AOL is turning up the volume on its premium offerings, introducing a voicemail service that also allows users to receive home voicemails in their e-mail inboxes, as well as access AOL e-mail over the phone.

AOL is turning up the volume on its premium offerings, introducing a voicemail service that also allows users to receive home voicemails in their e-mail inboxes, as well as access AOL e-mail over the phone.

AOL Voicemail, which rolls out Wednesday, functions like services offered by telecom carriers – where users dial a number to access their voicemail – but adds the combined functionality of e-mail.

In addition to offering subscribers voicemail access by phone, the ISP also lets users retrieve voicemail messages from their AOL inboxes where they appear as messages with attached sound files. Users can then listen to the streamed voice messages, as well as forward them along.

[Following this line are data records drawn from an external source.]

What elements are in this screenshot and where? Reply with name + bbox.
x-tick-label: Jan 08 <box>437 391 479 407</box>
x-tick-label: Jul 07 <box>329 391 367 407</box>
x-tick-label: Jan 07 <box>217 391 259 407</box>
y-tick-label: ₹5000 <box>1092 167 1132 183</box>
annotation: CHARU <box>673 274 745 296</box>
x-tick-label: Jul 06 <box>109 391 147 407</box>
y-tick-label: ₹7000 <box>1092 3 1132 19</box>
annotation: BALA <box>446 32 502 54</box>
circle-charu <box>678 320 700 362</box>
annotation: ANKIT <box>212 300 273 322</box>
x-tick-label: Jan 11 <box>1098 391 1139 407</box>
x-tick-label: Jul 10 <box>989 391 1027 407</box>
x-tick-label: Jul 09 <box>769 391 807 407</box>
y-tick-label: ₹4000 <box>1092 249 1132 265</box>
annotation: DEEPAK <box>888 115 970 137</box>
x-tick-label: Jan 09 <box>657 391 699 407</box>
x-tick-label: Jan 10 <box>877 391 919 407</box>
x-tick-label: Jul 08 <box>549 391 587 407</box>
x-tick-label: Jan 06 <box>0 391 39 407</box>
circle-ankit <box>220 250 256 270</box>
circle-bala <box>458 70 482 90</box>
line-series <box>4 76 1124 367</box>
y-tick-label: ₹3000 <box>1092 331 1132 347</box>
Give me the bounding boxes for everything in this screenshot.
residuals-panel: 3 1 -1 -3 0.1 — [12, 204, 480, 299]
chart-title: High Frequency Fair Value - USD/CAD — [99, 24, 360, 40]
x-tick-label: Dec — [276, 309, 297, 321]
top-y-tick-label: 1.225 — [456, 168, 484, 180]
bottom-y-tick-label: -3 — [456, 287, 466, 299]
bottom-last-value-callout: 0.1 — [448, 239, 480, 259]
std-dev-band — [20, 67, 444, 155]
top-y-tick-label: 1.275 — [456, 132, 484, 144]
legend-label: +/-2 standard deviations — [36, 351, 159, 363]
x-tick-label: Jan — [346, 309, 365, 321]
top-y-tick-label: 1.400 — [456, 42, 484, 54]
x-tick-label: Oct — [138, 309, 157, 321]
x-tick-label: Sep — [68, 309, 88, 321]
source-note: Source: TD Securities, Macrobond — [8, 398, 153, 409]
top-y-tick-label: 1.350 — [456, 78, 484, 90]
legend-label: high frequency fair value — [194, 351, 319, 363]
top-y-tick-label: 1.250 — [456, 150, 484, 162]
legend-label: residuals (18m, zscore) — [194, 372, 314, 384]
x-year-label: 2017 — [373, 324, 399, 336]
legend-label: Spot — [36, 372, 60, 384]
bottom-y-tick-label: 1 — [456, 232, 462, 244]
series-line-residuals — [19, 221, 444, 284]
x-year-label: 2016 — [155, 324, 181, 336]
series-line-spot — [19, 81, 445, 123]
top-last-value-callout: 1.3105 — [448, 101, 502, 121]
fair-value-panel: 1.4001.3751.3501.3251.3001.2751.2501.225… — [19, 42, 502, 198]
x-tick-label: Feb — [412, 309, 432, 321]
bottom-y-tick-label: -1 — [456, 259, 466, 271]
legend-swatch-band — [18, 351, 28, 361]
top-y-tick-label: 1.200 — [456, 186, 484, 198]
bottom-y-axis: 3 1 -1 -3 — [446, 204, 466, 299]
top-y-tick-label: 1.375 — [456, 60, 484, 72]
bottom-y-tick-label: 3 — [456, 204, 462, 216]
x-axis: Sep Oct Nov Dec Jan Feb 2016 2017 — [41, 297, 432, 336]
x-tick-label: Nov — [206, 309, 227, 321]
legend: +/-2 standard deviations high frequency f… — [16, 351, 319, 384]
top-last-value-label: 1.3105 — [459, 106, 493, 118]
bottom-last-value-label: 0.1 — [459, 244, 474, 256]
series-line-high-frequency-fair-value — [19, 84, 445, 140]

The service comes with up to seven separate voicemail boxes, for different household members, and is priced at $5.95 a month, plus any additional call forwarding fees that local carriers charge.

“AOL Voicemail brings together two of our members’ most important message points – voicemail and e-mail – and puts them in one place,” said Jeremy Verba, vice president and general manager of Voice Services at AOL.

The new service leverages functions available in the company’s existing Call Alert and AOLbyPhone premium offerings. Call Alert, which was rolled out late last year, allows users to monitor incoming calls while they are online.

That real-time call notification is included in the Voicemail service, as is AOLbyPhone’s function allowing subscribers to listen to AOL e-mail over the phone and send e-mail replies using simple voice commands. In addition, the service also includes a caller log, which tracks phone numbers from the last 100 incoming calls.

According to Verba, the combined features make the Voicemail service a compelling premium offering.

“I think you have to have a lot of value to ask members to pay you more money and I think we do that,” Verba said.

Verba added that Call Alert is priced at $4 a month, and AOL By Phone goes for $5 per month, yet the Voicemail service has key functions from both for $5.95.

In fact, AOL believes that Call Alert subscribers, which have already swelled to over 300,000, according to Verba, are prime targets for the Voicemail offering.

“People who use Call Alert already understand the robustness of having an online call service,” Verba said.

AOL Voicemail comes as AOL looks to strengthen its premium service strategy and create new revenue streams. The company is also bolstering its broadband offerings, releasing an updated AOL for Broadband service on March 31, in an effort to shift dial-up users into the fast lane.

IDC Research Manager Jonathan Gaw said the Voicemail service has “a lot of potential but also a lot of challenges.”

“The thing I like the most is that it’s a premium service that people are used to paying for … but it’s not something they are used to paying AOL for,” Gaw said.

The analyst pointed out that although it’s a compelling product, it’s difficult to get users to make changes to their telecom services, especially if they are already receiving voicemail from a carrier bundled with other services such as call waiting.

Unbundling these services to adopt AOL Voicemail could be troublesome, he said. Furthermore, he predicted that telecom carriers will not be that keen to have the service taken away from them.

Still, he called the product a strategic premium service that will aid AOL in building out its revenue streams.

“They are clearly in the product development stage,” Gaw said. “But at some point their marketing guys are going to have to step back and figure out how to keep all these offerings from getting confusing.”

Verba believes, however, that the value of the new voicemail product is clear.

“This is the beginning of a line of voice offerings and it provides value,” he said. “And in the end that’s good for our members and good for our shareholders.”

AOL Voicemail is available for AOL 7.0 and higher for Windows users, as well as for AOL for Mac OS X and AOL for the Macintosh 5.0.